What a Wonderful World?

I was just listening to the radio and they were playing Rod Stewart’s version of Louis Armstrong’s “What a Wonderful World”. Then an appliance store advertisement was played with part of the original version. Listening to both so close together you realized the words and the tone of the music and voice of the original.

This song that is now so well-loved by generations of listeners because to most people it sounds so optimistic to them in their cultural perspective has long been misunderstood. Rod Stewart can recognize the music as being blues-based, but his version is sentimentally laced, nostalgic with superficial attention to the words. The superficial attention to the words give this song a supposed upbeat message of cheer and this is the danger of hearing something from one culture in a different cultural perspective.

Louis Armstrong on the other hand was singing a bluesy song with longing for what he is singing about. Here was a world famous musician who in his own country most of his lifetime had to enter where he was performing through kitchens or back entrances. Performing to multi-cultural audiences he was up in front of the affluent who could afford the admission price and a night out on the town. He himself, came from poverty and never completed school as he started working as a shoeshine boy and then became a horn player in a band.

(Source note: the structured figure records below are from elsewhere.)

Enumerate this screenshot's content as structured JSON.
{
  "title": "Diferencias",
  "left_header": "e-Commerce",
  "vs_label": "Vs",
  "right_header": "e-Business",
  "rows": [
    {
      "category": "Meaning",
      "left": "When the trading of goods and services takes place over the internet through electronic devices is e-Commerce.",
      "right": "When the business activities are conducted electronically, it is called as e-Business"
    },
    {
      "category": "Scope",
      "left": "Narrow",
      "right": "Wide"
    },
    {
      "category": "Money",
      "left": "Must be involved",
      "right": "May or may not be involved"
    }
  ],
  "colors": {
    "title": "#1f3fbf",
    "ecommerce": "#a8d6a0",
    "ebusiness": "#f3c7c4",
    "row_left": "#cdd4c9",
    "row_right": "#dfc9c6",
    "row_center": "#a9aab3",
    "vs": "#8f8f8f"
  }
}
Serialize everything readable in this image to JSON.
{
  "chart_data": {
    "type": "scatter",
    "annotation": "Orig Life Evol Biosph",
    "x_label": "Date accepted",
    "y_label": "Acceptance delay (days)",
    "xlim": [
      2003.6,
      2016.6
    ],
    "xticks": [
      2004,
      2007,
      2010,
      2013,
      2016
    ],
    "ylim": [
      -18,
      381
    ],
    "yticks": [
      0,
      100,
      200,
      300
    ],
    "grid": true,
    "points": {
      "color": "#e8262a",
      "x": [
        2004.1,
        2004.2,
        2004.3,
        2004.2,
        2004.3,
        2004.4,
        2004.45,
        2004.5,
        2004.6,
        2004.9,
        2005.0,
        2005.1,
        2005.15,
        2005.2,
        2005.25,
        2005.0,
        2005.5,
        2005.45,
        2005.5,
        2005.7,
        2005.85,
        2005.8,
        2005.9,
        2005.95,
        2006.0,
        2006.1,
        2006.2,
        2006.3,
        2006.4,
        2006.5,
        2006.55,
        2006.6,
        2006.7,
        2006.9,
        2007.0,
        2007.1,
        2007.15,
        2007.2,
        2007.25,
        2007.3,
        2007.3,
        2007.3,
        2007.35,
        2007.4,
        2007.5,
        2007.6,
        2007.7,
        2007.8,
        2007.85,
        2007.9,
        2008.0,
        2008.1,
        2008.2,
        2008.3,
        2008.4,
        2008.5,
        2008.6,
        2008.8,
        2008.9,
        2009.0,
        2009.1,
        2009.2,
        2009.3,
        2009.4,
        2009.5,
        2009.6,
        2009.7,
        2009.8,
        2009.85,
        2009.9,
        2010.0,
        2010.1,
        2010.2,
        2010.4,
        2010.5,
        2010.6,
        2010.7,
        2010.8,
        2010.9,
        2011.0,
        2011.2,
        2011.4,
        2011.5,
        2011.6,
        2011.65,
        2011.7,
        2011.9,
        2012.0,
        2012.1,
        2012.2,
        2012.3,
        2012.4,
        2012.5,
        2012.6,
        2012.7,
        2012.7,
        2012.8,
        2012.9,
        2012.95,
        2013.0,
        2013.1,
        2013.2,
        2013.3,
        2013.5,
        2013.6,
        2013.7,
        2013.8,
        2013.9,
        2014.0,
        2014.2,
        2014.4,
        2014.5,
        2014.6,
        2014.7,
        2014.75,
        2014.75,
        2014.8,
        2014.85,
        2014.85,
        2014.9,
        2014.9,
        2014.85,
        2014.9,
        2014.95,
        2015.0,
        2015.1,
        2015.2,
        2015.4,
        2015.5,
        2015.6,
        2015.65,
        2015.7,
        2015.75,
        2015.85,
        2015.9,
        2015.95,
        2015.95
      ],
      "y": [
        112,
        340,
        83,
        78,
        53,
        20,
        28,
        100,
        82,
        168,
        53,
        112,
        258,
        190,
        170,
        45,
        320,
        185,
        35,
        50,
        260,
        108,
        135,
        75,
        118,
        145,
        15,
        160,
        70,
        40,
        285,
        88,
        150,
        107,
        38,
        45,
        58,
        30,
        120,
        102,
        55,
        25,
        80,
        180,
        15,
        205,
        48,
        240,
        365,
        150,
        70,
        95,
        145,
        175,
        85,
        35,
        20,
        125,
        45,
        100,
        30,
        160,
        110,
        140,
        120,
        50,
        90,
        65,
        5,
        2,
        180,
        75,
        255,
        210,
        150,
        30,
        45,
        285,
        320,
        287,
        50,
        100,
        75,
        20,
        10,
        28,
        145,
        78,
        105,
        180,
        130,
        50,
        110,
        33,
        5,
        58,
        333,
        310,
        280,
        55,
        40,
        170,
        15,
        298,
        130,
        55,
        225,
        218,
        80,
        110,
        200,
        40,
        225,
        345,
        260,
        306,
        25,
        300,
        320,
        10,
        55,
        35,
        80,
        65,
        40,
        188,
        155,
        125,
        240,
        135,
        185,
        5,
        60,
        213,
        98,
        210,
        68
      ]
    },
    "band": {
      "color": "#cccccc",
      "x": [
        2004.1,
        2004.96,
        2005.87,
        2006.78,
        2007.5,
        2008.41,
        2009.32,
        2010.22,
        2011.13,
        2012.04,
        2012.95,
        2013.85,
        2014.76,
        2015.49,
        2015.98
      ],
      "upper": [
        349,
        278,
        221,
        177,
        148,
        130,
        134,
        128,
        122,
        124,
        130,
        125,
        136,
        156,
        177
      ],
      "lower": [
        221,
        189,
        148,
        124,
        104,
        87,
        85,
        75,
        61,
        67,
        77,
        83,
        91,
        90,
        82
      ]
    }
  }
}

He learned to play the trumpet exceptionally and piano good enough to write songs, so he put together several bands before becoming popular enough for a recording contract. “What a Wonderful Life” was written towards the end of a great career and even more specifically after the Civil Rights Act of 1965. People hear the words about the sky being so blue, the birds singing and people saying, “How do you do?” meaning, “I love you” and assume it is an optimistic song. All of those things sound great that they hear, no one can deny that.

Why would anyone be blue if they were making these observations? Isn’t he saying, “What a wonderful world”? One’s cultural perspective can change where that question mark goes. Listen to the words completely. He is singing that “I see …” or “I hear…”. His observations are of things that should make a wonderful world but he is asking, “What a wonderful world?” because white America was not asking him, “How do you do?” because they did not love the color of his skin. He didn’t get much time to experience the sky so blue or the birds singing because his life had been too busy. By the time he wrote this song he was depressed and addicted to heroin even though he was “a success.”

The majority of listeners worldwide took this song to be an optimistic song from America. Rod Stewart was still a resident of Great Britain when it originally came out. Later the movie “Good Morning Vietnam” used the song in its true ironic meaning when the words are juxtaposed with that conflict but that movie backfired bringing the song back as nostalgic. Now the sky is blocked by city buildings or filled with pollution and the birds are drowned out by automobiles and jet airplanes. Oh and in our age of fear of strangers how many people ask you, “How do you do?”